The methodology employed by the study is multimodal social semiotics (Halliday 1978; Hodge and Kress 1988; Kress and Van Leeuwen 2001, 2006). Social semiotics provides a strong analytical framework for investigating the changing status and forms of writing in particular contexts, and the attendant pedagogies for a diverse student body. Originating in Halliday’s (1978, 1985) theory of language as one among many resources for making meaning in society, social semiotics views all learning and communication as multimodal, as deploying choices from a range of semiotic resources, such as images, writing, sound and layout. A multimodal social semiotic analysis focuses on the relationship among texts, social contexts and social practices.

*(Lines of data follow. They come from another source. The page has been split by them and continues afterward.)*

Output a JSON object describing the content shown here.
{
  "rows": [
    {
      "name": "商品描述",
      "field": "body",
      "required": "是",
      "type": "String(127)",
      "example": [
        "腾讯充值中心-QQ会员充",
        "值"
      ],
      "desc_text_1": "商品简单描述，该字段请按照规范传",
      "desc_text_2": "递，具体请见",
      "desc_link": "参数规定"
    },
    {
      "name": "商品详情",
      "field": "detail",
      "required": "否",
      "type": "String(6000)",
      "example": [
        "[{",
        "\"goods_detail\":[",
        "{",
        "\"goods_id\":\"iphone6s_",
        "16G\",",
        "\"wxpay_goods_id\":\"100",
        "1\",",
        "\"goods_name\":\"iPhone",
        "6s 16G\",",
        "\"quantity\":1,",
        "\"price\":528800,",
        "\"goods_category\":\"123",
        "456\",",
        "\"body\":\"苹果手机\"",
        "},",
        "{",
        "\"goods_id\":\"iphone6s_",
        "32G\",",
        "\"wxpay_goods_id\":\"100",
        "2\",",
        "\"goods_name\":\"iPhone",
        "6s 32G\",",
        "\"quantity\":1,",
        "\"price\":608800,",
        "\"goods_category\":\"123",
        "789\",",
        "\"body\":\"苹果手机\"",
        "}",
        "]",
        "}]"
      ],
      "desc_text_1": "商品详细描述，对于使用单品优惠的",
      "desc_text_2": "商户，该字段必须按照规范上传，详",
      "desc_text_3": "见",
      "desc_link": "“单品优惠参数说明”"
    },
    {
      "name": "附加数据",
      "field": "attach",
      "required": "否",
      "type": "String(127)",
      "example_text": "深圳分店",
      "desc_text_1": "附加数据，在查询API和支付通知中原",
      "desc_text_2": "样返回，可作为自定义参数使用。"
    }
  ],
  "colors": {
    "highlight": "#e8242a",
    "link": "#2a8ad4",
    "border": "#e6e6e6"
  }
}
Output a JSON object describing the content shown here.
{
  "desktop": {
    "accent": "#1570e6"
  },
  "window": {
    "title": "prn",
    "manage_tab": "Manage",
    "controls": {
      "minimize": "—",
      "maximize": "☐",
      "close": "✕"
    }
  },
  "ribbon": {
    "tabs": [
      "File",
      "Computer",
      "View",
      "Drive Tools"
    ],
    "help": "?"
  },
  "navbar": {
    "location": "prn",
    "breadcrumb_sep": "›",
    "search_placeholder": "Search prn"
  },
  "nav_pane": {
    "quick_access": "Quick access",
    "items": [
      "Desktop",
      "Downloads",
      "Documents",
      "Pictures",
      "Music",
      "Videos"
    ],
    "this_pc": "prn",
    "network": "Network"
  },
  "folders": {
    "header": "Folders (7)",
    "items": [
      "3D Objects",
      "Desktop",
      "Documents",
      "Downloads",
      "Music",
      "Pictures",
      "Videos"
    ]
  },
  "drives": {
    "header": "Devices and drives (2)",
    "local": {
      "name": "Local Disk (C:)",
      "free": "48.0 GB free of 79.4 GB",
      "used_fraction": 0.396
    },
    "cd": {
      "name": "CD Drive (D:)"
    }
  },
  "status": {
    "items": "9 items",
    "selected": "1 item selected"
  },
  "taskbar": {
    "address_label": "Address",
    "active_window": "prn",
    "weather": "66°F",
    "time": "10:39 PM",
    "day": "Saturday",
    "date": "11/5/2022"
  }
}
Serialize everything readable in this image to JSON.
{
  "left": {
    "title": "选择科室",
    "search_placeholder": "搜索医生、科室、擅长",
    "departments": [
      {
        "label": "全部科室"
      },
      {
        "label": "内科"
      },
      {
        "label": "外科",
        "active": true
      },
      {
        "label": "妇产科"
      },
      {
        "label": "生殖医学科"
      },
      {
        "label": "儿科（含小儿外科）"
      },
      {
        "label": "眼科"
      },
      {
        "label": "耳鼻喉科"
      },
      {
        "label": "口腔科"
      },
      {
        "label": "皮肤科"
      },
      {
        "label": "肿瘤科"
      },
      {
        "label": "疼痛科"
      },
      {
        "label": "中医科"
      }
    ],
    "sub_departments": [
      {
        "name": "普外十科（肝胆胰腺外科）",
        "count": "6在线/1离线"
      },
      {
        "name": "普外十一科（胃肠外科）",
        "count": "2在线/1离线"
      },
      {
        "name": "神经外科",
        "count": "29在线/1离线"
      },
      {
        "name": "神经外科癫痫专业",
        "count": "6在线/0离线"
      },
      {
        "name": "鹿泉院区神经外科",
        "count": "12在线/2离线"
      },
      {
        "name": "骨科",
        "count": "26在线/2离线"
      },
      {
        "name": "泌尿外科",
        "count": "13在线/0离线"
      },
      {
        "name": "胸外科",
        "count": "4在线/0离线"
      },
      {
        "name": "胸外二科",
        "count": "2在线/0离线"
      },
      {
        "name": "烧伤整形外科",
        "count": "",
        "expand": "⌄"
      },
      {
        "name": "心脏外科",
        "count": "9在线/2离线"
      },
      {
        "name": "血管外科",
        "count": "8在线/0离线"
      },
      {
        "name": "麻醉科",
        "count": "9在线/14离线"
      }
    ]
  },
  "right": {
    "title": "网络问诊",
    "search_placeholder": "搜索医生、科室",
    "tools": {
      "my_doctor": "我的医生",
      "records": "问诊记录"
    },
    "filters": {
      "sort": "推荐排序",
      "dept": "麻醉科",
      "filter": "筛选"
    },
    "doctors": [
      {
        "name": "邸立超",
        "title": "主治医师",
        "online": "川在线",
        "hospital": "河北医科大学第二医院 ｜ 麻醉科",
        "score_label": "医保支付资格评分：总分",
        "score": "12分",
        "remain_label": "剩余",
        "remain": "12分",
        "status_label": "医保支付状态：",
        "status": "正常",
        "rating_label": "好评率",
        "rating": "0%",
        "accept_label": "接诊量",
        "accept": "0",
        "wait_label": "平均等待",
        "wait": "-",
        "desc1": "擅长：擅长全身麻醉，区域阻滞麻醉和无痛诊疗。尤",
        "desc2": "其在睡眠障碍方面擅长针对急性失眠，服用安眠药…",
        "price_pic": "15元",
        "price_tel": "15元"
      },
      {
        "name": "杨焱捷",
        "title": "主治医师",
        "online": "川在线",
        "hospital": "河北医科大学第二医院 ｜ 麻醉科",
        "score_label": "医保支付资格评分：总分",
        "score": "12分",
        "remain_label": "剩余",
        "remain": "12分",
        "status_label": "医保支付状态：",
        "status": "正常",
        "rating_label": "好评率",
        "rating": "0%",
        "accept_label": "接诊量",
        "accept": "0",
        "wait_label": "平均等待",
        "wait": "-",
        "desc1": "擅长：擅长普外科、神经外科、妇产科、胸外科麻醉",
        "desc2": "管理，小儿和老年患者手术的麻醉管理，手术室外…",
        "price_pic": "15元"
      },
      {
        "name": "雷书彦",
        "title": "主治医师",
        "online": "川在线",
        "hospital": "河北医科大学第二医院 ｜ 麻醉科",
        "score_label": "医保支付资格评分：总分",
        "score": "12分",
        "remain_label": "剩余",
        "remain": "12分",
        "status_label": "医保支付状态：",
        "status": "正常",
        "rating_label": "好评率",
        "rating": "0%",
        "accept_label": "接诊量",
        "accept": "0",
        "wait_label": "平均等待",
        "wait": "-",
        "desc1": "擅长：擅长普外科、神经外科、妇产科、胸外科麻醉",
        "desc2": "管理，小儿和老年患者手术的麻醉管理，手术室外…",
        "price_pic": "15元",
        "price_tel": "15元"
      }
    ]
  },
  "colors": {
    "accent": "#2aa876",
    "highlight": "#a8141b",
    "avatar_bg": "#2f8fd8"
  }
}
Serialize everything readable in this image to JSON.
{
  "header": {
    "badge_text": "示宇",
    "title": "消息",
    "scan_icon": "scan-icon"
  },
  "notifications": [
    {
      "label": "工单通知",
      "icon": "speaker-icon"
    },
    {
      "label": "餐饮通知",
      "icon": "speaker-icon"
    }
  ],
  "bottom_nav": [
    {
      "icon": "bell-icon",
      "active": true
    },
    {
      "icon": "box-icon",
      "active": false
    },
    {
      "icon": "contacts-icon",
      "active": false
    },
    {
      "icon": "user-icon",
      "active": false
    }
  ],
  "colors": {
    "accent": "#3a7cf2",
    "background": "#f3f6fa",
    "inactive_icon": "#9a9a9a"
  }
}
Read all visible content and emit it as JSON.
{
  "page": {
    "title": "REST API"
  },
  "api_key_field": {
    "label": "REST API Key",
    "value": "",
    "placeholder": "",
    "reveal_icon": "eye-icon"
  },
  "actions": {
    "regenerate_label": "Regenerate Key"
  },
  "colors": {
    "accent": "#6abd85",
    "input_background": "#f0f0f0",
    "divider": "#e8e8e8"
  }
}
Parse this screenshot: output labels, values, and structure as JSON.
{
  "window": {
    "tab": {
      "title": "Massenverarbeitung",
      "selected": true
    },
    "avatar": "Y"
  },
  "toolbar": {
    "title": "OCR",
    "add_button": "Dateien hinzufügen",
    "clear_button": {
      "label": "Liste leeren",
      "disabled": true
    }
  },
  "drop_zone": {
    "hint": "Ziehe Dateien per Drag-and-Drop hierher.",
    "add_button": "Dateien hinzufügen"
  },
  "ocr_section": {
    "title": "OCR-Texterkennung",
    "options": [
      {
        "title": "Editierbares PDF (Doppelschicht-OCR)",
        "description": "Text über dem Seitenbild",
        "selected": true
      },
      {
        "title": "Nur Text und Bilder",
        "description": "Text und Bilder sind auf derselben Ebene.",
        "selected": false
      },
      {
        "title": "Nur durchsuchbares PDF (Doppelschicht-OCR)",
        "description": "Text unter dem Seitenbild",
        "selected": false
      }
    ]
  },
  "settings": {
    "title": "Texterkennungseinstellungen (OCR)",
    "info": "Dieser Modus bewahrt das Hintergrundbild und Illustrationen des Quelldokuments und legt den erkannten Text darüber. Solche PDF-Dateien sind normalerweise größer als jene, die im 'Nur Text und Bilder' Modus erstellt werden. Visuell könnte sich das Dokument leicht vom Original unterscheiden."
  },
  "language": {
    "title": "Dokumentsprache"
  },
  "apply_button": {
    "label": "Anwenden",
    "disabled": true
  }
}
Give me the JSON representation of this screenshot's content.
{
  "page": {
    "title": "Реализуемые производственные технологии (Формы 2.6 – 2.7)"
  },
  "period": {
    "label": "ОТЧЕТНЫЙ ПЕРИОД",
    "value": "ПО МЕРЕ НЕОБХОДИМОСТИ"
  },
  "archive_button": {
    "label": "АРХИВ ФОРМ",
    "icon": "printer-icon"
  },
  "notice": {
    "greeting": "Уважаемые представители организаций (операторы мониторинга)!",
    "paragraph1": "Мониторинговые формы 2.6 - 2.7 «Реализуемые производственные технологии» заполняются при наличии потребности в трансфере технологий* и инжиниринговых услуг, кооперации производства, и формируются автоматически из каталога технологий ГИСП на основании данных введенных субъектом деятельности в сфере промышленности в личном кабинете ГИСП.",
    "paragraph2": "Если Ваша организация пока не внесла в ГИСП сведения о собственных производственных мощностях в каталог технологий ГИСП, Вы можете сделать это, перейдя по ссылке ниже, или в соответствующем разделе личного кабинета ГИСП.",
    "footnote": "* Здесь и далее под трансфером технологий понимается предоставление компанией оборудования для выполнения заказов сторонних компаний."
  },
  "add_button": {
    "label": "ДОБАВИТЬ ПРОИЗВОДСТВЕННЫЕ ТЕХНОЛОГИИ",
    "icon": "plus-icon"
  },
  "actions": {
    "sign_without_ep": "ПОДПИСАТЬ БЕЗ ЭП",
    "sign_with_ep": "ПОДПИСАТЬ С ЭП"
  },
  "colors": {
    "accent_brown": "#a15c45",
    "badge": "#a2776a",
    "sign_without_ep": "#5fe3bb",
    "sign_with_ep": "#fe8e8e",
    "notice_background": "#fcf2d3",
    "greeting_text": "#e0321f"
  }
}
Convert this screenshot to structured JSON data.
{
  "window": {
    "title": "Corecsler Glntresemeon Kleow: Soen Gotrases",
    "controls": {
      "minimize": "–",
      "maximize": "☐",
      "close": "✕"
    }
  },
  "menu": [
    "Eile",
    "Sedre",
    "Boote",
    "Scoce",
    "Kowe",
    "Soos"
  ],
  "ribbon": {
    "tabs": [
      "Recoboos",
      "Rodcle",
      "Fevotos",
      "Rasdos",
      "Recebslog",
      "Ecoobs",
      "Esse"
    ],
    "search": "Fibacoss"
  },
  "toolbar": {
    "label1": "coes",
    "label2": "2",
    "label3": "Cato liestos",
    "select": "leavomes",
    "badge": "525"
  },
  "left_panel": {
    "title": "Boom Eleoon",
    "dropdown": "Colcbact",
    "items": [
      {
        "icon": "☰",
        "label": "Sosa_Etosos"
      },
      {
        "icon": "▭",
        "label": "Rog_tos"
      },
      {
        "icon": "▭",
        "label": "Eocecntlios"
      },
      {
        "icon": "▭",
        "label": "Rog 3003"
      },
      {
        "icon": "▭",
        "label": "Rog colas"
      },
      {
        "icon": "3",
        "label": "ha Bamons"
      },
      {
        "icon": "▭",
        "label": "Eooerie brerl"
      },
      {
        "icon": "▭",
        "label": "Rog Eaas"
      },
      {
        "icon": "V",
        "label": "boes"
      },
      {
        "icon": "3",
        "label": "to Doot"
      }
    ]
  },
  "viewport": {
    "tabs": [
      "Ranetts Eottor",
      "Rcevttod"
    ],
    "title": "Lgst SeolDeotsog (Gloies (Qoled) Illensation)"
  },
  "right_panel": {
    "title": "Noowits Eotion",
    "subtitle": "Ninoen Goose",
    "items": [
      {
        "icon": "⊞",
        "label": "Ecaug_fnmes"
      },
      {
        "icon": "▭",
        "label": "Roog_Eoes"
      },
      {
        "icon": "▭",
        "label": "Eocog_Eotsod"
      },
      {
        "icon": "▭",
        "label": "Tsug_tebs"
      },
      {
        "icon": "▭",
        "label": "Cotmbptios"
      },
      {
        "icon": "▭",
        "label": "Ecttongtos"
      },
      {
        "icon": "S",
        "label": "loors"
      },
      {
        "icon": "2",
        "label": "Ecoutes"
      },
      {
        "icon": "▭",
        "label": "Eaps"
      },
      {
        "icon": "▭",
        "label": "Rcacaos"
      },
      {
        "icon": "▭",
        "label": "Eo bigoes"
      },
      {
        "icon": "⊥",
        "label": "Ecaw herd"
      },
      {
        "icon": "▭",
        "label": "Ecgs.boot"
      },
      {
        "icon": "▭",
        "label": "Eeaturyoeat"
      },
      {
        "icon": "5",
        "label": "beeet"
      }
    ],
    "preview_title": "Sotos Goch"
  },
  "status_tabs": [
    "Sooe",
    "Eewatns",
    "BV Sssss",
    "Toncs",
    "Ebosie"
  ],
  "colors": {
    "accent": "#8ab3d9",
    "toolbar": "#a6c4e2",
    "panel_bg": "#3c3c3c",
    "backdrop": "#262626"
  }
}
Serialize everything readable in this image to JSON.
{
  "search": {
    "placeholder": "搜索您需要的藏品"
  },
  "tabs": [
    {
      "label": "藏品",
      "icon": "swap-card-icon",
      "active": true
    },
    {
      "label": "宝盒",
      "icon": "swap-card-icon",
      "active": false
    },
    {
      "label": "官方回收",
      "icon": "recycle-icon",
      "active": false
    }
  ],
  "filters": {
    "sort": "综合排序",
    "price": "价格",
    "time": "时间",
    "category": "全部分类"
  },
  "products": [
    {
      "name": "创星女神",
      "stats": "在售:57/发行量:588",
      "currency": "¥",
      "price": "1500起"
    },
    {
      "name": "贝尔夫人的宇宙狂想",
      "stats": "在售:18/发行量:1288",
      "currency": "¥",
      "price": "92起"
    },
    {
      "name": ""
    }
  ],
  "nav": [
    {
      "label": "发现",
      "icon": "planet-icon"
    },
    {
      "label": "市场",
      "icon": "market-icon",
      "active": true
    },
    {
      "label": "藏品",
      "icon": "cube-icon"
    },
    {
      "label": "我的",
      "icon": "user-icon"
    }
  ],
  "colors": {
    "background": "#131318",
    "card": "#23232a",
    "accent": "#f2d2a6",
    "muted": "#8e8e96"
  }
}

This approach is thus particularly apt in looking at the status and forms of writing, the social contexts that produce writing, and the social practices both determined by and realized through writing.
Three broad analytical themes will be investigated.
Multimodal academic voice and argument: Through this theme we will develop an understanding of voice and multimodal argument. The analysis will explore how voice and argument are constructed through the relationships between different modes (such as images and writing) and consider what aspects of argument are presented in what mode in student-produced texts. The analysis will also examine multimodal citation practices. In globalized, technologized contexts (such as downloading from image banks, using free music and open source culture), the Fellowship will enable us to address questions of copyright and ‘originality’.
Writing in different modes and media: This analytical theme will examine how the mode of writing is re-configured as manifest in different media, such as the mobile phone, the computer screen, or the printed word-processed page. The materiality of the media, the mobility of the media, the imagined audiences, the spaces and places of writing, will provide additional routes of exploration.
Teaching and assessing writing in a digital age: This analytical theme will focus on teaching writing in diverse and developing contexts, taking into consideration the issues researched above, including student voice, argument and citation.